The black and red ribbons the size of small lapel pins will be given to the Clinton Fire Department before the public funeral for Lt. Eric Hosette on Saturday. The ribbons can be distributed there or wherever the CFD chooses, Dohrn said.
The Leos also will donate bottles of water and handmade cards to the fire department. The cards are being made by some middle school students during art classes.
"They talk about how thankful we are for what they do for us," Dohrn said.
The middle school has about 50 Leos, said Emma Folland, one of the advisers. They'd already attached safety pins to 600 tiny ribbons by early Wednesday morning. Leos have worked on the project during their lunches, their response-intervention time and before school, she said.
The Leos usually meet on Fridays, said Dohrn, but after this weekend's fire and explosion at Clinton's Archer Daniels Midland plant, which resulted in Hosette's death and the critical injury of Clinton firefighter Adam Cain, students initiated a service project before their regular meeting.

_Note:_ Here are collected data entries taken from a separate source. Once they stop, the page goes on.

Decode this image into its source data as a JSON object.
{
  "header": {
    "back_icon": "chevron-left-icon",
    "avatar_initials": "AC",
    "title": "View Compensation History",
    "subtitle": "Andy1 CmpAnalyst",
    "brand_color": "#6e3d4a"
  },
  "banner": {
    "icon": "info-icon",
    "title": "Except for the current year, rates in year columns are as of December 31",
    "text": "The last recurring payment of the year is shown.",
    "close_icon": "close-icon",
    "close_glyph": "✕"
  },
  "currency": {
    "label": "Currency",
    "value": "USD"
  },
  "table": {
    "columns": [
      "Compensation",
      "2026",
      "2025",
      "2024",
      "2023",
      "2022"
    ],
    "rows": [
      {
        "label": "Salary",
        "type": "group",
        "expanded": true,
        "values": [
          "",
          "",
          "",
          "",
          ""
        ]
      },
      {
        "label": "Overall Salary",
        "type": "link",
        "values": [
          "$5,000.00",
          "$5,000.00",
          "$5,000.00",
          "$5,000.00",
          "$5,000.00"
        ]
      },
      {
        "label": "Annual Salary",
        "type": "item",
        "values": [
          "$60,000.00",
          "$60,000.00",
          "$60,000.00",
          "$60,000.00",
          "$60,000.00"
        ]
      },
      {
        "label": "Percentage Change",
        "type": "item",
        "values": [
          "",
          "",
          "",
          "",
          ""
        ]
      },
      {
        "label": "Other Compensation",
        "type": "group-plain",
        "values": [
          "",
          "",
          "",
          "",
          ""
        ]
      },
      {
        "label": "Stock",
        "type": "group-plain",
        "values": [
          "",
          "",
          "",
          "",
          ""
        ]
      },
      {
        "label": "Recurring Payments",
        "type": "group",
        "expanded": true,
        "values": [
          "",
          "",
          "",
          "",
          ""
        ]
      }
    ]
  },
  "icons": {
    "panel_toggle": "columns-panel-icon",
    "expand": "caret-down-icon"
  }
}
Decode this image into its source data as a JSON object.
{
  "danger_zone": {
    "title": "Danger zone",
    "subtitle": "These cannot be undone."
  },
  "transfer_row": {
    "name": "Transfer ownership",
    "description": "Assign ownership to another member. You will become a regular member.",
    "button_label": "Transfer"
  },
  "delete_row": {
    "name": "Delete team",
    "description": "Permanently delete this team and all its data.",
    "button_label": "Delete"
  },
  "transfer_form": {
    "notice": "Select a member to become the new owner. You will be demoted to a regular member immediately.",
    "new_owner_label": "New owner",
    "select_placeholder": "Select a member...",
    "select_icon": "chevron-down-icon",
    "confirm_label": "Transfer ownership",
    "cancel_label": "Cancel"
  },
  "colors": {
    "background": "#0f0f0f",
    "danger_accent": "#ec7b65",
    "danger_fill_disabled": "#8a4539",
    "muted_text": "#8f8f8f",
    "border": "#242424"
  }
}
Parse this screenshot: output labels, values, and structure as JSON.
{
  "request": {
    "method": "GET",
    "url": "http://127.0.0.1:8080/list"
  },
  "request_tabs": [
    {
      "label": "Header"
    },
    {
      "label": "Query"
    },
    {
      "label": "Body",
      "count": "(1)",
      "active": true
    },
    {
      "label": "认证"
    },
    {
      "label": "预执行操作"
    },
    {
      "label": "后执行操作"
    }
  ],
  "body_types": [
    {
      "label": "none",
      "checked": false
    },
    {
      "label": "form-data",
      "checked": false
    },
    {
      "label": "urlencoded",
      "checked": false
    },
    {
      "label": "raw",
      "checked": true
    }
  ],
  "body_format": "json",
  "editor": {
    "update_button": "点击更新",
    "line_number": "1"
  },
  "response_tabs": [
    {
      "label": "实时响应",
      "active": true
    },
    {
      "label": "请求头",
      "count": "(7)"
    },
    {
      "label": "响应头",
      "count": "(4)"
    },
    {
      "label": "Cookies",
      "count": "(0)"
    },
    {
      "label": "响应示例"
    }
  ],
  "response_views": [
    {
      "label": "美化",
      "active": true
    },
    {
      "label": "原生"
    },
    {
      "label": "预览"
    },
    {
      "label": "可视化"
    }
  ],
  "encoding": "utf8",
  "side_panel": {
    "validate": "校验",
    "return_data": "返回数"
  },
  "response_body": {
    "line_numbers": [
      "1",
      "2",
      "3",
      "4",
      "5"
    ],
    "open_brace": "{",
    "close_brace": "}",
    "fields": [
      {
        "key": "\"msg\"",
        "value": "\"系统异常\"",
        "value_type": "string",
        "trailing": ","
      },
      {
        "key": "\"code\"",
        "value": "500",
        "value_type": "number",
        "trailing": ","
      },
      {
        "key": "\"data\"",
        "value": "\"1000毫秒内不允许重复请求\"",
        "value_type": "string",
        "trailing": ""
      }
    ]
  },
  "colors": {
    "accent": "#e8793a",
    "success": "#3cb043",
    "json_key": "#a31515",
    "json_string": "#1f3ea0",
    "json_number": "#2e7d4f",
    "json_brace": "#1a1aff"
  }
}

"We told them there was a service project we needed help with, and they showed up," Folland said.
The Leos started cutting ribbon and attaching safety pins to them Tuesday morning, said Leo member Riley Ottens.
The project began with a suggestion from a police officer Sunday.
"We got a text from a police officer who gave us the money to make the ribbons," Dohrn said.
That officer was Ottens' father, Dean, who is Cain's cousin, Folland said. Ottens offered to provide funds for supplies for the Leo project, and the project became a school-wide outpouring of support.
"I think people just want to be there for each other, said Dohrn.
The death of a firefighter is different from other deaths that occur every day, Folland said.
"They're every day heroes," she said. "The average people wouldn't run in a burning building."
"We don't expect these things to happen. It doesn't happen every day," Ottens added.
Leo Club is a community service group that hosts fundraisers to support projects such as providing meals for families in need and toys for underprivileged children during the holidays, Dohrn said.
Leo Clubs are affiliated with Lions Clubs International. The high school's Leo Club started two years ago, Folland said. The middle school started its club last year.